Mr Freeman said volunteer numbers in recent times have been improving, but the

the committee is aging and needs some fresh faces.

“All the committee are over 70, we would like people who could spare a couple hours a week on a Monday or Tuesday to come out and help,” he said.

“The heartbeat was very slow and very weak two years ago, but in the last 18 months the displays are reorganised cleaned and mostly marked.

“All we need is more volunteers, we’ve completely reorganised the 1890s house, and turned the office room into a research centre.

Gatton and District Historical Society assistant secretary Marney Smith has been volunteering for the past 12 months and has always been fascinated with family history.

“I’ve loved volunteering here,” she said.

“When you get to our age, a lot of people start wanting to go back and ask where my grandmother came from and where she was buried.”

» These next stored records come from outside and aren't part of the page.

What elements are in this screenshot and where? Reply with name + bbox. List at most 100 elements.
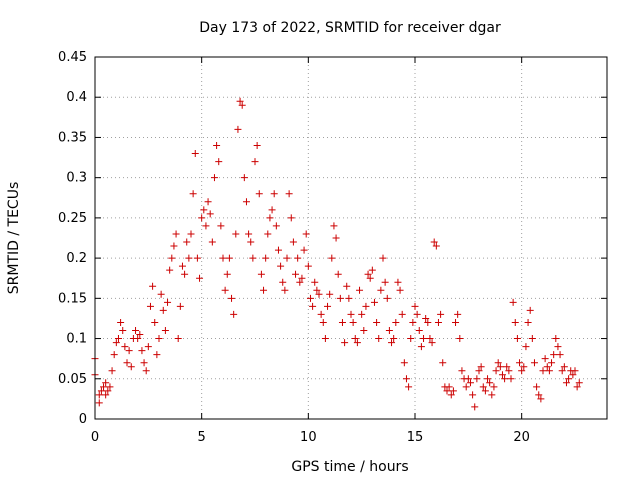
data-point xyxy=(560,363,568,371)
data-point xyxy=(270,190,278,198)
data-point xyxy=(221,286,229,294)
data-point xyxy=(464,375,472,383)
data-point xyxy=(161,327,169,335)
data-point xyxy=(125,347,133,355)
data-point xyxy=(347,310,355,318)
data-point xyxy=(358,310,366,318)
y-axis-label: SRMTID / TECUs xyxy=(6,182,22,295)
y-tick-label: 0.25 xyxy=(58,211,87,226)
data-point xyxy=(296,278,304,286)
data-point xyxy=(573,383,581,391)
data-point xyxy=(375,335,383,343)
data-point xyxy=(353,339,361,347)
data-point xyxy=(484,375,492,383)
y-tick-label: 0.05 xyxy=(58,372,87,387)
data-point xyxy=(402,375,410,383)
data-point xyxy=(364,270,372,278)
data-point xyxy=(193,254,201,262)
data-point xyxy=(447,391,455,399)
data-point xyxy=(349,318,357,326)
data-point xyxy=(247,238,255,246)
data-point xyxy=(272,222,280,230)
y-tick-label: 0.15 xyxy=(58,291,87,306)
data-point xyxy=(251,158,259,166)
data-point xyxy=(117,318,125,326)
data-point xyxy=(481,387,489,395)
data-point xyxy=(420,335,428,343)
data-point xyxy=(475,367,483,375)
data-point xyxy=(345,294,353,302)
data-point xyxy=(213,141,221,149)
data-point xyxy=(274,246,282,254)
data-point xyxy=(381,278,389,286)
data-point xyxy=(238,101,246,109)
data-point xyxy=(477,363,485,371)
x-axis-label: GPS time / hours xyxy=(291,459,408,475)
data-point xyxy=(202,222,210,230)
data-point xyxy=(565,375,573,383)
data-point xyxy=(324,302,332,310)
data-point xyxy=(496,363,504,371)
data-point xyxy=(206,210,214,218)
data-point xyxy=(390,335,398,343)
data-point xyxy=(458,367,466,375)
data-point xyxy=(279,278,287,286)
data-point xyxy=(400,359,408,367)
data-point xyxy=(422,314,430,322)
data-point xyxy=(157,290,165,298)
data-point xyxy=(398,310,406,318)
data-point xyxy=(292,270,300,278)
y-tick-label: 0.2 xyxy=(66,251,87,266)
data-point xyxy=(338,318,346,326)
data-point xyxy=(315,290,323,298)
data-point xyxy=(215,158,223,166)
data-point xyxy=(294,254,302,262)
data-point xyxy=(392,318,400,326)
data-point xyxy=(313,286,321,294)
data-point xyxy=(236,97,244,105)
data-point xyxy=(379,254,387,262)
data-point xyxy=(110,351,118,359)
data-point xyxy=(191,150,199,158)
data-point xyxy=(311,278,319,286)
data-points xyxy=(91,97,583,411)
data-point xyxy=(341,339,349,347)
data-point xyxy=(351,335,359,343)
data-point xyxy=(132,327,140,335)
data-point xyxy=(285,190,293,198)
data-point xyxy=(526,306,534,314)
data-point xyxy=(114,335,122,343)
data-point xyxy=(166,266,174,274)
data-point xyxy=(223,270,231,278)
data-point xyxy=(507,375,515,383)
data-point xyxy=(511,318,519,326)
data-point xyxy=(377,286,385,294)
data-point xyxy=(328,254,336,262)
data-point xyxy=(112,339,120,347)
data-point xyxy=(454,310,462,318)
data-point xyxy=(306,294,314,302)
data-point xyxy=(225,254,233,262)
data-point xyxy=(494,359,502,367)
data-point xyxy=(456,335,464,343)
data-point xyxy=(95,391,103,399)
data-point xyxy=(106,383,114,391)
x-tick-label: 20 xyxy=(513,430,530,445)
data-point xyxy=(136,331,144,339)
data-point xyxy=(513,335,521,343)
data-point xyxy=(368,266,376,274)
plot-frame xyxy=(94,56,608,420)
data-point xyxy=(415,327,423,335)
data-point xyxy=(417,343,425,351)
data-point xyxy=(134,335,142,343)
y-tick-label: 0.3 xyxy=(66,171,87,186)
data-point xyxy=(356,286,364,294)
data-point xyxy=(317,310,325,318)
data-point xyxy=(520,363,528,371)
chart-title: Day 173 of 2022, SRMTID for receiver dga… xyxy=(199,20,501,36)
y-tick-label: 0.4 xyxy=(66,90,87,105)
data-point xyxy=(405,383,413,391)
data-point xyxy=(102,379,110,387)
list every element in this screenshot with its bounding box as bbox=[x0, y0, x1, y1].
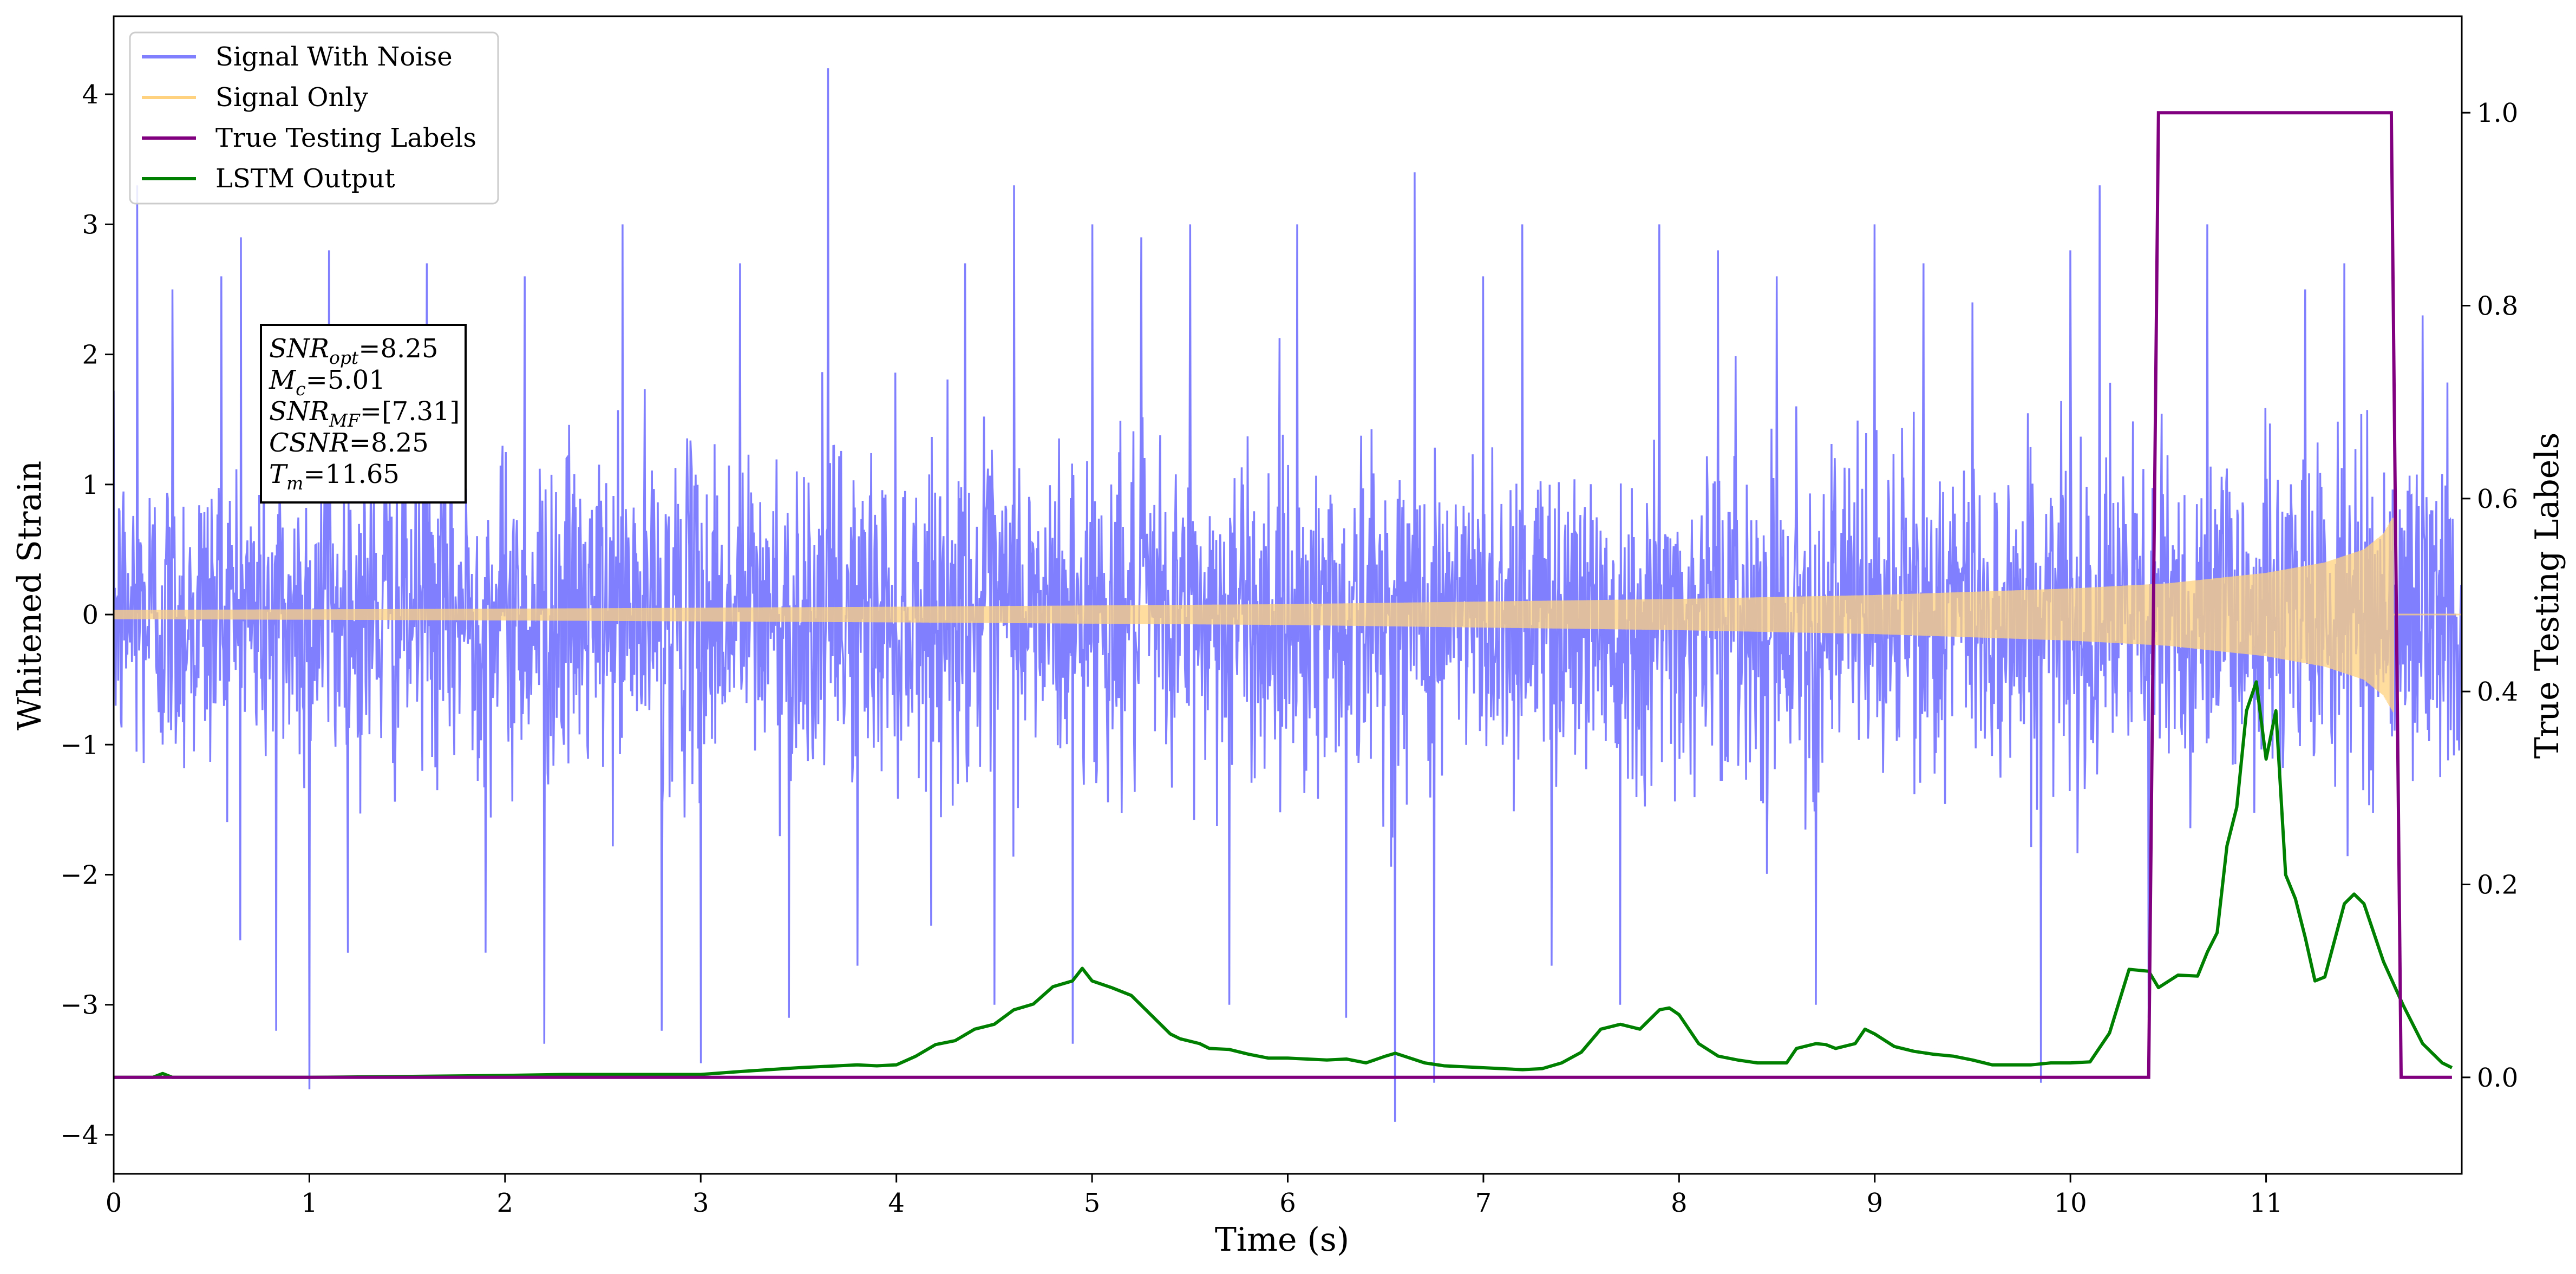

The historical village is located on Freemans Road Gatton and is open by appointment for schools and other groups, with the church and meeting hall available for hire.

Vice president Kelven Freeman said the society is holding its Lockyer Heritage Festival open day on 27 April , encouraging everyone to step back in time.

“We’ll have the blacksmith shop operating, we have the 1912 Denis truck up and running, static display of stationary motors running, horse and sulky rides for kids, stalls, entertainment, and a colourful quilts display,” he said.